I saw a man in the lobby once throwing a fit because his daughter had a cough and they had been waiting for 45 minutes (this was back in the day when we were seeing 115 patients a day, before there were a total of 3 ER's and 2 urgent cares) It was explained that we had a very critical patient in the back that was tying everything up and he said he didn't care. He flat out said he wanted his daughter treated for her cough, and if someone else needed to hurry up and die for that to happen, then so be it. And that is what Emergency Medicine has come to.

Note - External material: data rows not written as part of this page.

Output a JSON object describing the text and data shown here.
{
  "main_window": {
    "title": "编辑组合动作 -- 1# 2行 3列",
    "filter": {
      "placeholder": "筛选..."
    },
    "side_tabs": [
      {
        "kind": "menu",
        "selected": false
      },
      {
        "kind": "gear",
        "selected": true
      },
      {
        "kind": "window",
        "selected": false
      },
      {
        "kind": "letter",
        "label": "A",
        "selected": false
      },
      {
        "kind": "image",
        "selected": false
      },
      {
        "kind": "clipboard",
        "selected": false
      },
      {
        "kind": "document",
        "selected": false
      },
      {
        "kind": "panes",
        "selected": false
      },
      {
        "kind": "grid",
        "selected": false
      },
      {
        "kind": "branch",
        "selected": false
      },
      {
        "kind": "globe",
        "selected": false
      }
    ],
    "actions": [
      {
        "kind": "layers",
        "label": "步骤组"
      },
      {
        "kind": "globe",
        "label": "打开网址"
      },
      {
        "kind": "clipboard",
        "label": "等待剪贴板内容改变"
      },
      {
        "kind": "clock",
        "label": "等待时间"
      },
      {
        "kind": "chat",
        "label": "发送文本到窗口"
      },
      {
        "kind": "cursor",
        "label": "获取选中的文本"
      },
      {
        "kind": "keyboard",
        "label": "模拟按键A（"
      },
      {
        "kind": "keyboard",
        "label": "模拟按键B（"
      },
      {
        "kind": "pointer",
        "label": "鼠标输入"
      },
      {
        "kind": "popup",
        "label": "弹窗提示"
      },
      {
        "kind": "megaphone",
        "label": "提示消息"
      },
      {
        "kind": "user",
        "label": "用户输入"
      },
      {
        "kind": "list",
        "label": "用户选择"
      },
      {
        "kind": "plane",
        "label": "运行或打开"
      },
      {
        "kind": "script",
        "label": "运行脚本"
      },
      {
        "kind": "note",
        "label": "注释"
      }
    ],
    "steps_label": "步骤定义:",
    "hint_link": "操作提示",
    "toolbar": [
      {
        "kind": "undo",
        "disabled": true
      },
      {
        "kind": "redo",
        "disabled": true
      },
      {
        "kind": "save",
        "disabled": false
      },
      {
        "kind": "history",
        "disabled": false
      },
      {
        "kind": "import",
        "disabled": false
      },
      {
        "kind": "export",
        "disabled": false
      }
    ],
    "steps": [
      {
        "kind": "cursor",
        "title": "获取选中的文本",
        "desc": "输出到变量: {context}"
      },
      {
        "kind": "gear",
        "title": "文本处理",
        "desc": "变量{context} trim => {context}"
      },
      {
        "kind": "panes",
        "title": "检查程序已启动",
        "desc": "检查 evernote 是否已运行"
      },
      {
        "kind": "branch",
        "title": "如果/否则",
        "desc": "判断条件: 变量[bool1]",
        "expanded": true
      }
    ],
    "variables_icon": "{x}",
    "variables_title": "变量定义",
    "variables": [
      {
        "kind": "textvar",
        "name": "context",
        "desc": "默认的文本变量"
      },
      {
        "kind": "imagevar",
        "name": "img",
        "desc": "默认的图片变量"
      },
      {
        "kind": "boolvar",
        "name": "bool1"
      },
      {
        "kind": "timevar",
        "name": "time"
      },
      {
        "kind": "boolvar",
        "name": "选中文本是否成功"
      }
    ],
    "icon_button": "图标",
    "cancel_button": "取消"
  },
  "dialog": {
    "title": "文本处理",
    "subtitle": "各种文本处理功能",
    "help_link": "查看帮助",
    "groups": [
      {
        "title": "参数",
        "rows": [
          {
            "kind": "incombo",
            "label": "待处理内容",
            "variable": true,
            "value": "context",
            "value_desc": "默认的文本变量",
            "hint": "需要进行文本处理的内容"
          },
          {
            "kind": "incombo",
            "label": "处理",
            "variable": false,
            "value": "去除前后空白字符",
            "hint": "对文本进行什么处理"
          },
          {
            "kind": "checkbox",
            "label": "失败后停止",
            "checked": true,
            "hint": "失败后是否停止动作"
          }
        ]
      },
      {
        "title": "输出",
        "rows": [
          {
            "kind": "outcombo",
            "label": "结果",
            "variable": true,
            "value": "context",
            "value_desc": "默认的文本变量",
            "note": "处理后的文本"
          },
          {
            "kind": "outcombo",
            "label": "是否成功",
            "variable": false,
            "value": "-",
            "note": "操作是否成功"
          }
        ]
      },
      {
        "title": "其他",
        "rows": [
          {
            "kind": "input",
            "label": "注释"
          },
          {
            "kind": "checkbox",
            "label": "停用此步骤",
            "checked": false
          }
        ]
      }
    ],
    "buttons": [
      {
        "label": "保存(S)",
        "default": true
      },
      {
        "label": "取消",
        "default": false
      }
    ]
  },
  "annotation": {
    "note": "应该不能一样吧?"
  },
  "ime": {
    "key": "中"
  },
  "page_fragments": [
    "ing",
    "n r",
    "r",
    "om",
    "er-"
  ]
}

*EMTALA law states that in emergency medicine you can not base the kind of care or speed of care on a patients ability to pay or their method of payment. To protect ourselves from such accusations, our policy is that we don't ask for demographic or billing information until the end of the visit. Prior to seeing the physician you are asked for name, SSN, DOB, phone number for follow up, and of course- a chief complaint.